Black Litterman - Equilibrium Returns

(Searched for this specific question, no dice) I understand that the BL model (not UBL) is “backwards” solving to find the equilibrium returns for all assets/indices involved. It uses the covariance matrix and market weightings as equilibium weightings. These equilibrium returns cause the CML line to touch the market portfolio on the efficient frontier. This is how I picture it: MVO optimizes: Portfolio return § = weighting i * E(r of i) + weighting j * E(r of j) +…etc Relative to the risk in the portfolio standard deviation formula. So the textbook (CFAI and Schweser) tell us that it only uses covariance and weightings, but doesn’t it also need to use the target index/portfolio’s “overall” return? If you use just weights, variances and covariances, you omit “Portfolio return §”. Hence, doesn’t the method also require us to use the “market portfolio” return? Any help would be much appreciated!

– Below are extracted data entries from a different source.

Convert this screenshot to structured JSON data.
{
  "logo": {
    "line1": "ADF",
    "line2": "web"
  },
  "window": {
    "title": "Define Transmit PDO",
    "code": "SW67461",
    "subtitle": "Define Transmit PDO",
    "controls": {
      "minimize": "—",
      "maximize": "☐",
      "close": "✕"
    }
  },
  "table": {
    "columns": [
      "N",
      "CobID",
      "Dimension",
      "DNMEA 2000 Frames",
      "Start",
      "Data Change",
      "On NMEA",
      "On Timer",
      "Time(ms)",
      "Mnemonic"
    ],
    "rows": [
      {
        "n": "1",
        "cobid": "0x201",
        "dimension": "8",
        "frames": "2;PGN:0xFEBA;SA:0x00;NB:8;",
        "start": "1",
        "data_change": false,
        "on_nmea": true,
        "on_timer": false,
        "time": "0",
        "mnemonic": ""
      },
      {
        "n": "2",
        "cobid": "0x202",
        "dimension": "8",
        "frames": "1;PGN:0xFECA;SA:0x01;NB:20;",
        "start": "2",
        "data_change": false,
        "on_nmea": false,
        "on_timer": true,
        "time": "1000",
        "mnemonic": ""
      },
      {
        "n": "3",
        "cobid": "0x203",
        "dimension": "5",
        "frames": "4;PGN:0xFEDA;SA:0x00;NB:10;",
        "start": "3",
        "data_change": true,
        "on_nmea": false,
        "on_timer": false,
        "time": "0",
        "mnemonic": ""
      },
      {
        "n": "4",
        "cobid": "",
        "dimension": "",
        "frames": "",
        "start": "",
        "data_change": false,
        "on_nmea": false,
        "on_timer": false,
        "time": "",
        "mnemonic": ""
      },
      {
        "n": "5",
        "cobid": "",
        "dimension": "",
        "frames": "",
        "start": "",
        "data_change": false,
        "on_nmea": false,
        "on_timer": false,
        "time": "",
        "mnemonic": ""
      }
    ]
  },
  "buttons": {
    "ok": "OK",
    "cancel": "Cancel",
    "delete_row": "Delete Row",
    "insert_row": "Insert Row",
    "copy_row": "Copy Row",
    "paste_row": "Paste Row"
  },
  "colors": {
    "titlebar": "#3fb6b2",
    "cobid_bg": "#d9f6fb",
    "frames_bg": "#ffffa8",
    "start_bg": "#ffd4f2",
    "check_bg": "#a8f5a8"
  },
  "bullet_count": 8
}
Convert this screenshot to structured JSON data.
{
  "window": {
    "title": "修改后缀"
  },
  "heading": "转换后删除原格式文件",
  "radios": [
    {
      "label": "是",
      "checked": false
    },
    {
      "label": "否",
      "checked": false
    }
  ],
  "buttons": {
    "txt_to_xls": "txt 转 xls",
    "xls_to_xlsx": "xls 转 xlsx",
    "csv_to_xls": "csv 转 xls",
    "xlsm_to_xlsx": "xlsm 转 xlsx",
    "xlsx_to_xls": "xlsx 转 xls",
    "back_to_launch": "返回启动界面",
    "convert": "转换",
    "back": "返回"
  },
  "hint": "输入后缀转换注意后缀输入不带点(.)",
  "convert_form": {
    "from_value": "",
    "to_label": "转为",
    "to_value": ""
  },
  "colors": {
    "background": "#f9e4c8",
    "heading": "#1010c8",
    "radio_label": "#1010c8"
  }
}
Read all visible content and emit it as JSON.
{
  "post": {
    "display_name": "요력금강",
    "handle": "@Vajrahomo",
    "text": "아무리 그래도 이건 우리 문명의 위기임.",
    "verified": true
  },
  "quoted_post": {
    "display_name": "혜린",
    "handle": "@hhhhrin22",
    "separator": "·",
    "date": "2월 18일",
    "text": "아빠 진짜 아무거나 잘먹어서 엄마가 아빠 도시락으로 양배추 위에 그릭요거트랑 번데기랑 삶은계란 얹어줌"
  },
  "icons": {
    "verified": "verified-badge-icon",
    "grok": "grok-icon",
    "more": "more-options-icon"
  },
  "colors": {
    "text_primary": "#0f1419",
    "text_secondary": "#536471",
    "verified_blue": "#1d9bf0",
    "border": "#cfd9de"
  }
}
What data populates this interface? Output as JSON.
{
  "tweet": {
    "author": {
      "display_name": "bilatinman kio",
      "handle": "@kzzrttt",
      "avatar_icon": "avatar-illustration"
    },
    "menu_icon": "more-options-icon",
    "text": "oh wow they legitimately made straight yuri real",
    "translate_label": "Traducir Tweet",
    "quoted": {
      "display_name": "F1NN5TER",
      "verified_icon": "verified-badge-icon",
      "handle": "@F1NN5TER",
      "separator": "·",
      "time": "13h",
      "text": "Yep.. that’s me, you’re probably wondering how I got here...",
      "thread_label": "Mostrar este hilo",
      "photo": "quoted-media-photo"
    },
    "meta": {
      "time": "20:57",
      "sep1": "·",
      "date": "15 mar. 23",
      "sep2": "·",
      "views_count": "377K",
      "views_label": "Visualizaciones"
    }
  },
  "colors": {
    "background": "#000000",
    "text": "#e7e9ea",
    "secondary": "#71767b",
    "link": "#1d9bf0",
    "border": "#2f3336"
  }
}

The method calculates the equilibrium returns vector based on observed weights of asset classes and the covariance matrix ( also needs a risk aversion level , delta . The exact steps are not shown , and most probably not needed for the test. This delta is a portfolio risk premium δ = µP/ (σ P*σ P).Based on prices and returns in the immediate past , we can get an approximation of the delta. Then the expected returns vector = delta * sigma covariance matrix * weights vector. The sigma covariance matrix is an estimate of future covariances . Covariance is typically an unstable , noisy matrix and never easy to estimate So you see the ex-post result of the application of weights yielding a market return and a market risk ( which is based on current prices). first step of b-l assumes that the left side (Portfolio return § ) is the market ( i.e. benchmark) return at current prices , given weights of asset classes in the market and their covariances of prices and the current risk premium( i.e. delta) Under the circumstances , the market is the benchmark for us, and it is telling us that the expected asset class returns= current market returns, under the assumption of an efficient allocation . Now we can back-calculate what the market opinion of expected asset class returns should be under the assumption that future=present, i.e. ex-ante returns would be similar to realized returns.

I agree with janakisri. Mean-variance optimization gives w = (1/gamma)*B^-1*mu, where B is the covariance matrix, gamma - risk aversion coefficient, mu - vector of excess returns. Given B (which is estimated using historical numbers), estimating gamma and using actual market weights gives mu = gamma*B*w. At this point MV optimization would give market weights as optimal. that’s the first step of BL. Second step, introduce opinions and run MV optimization that incorporates those opinions to get final weights.

Thanks to both of you, that helped a lot.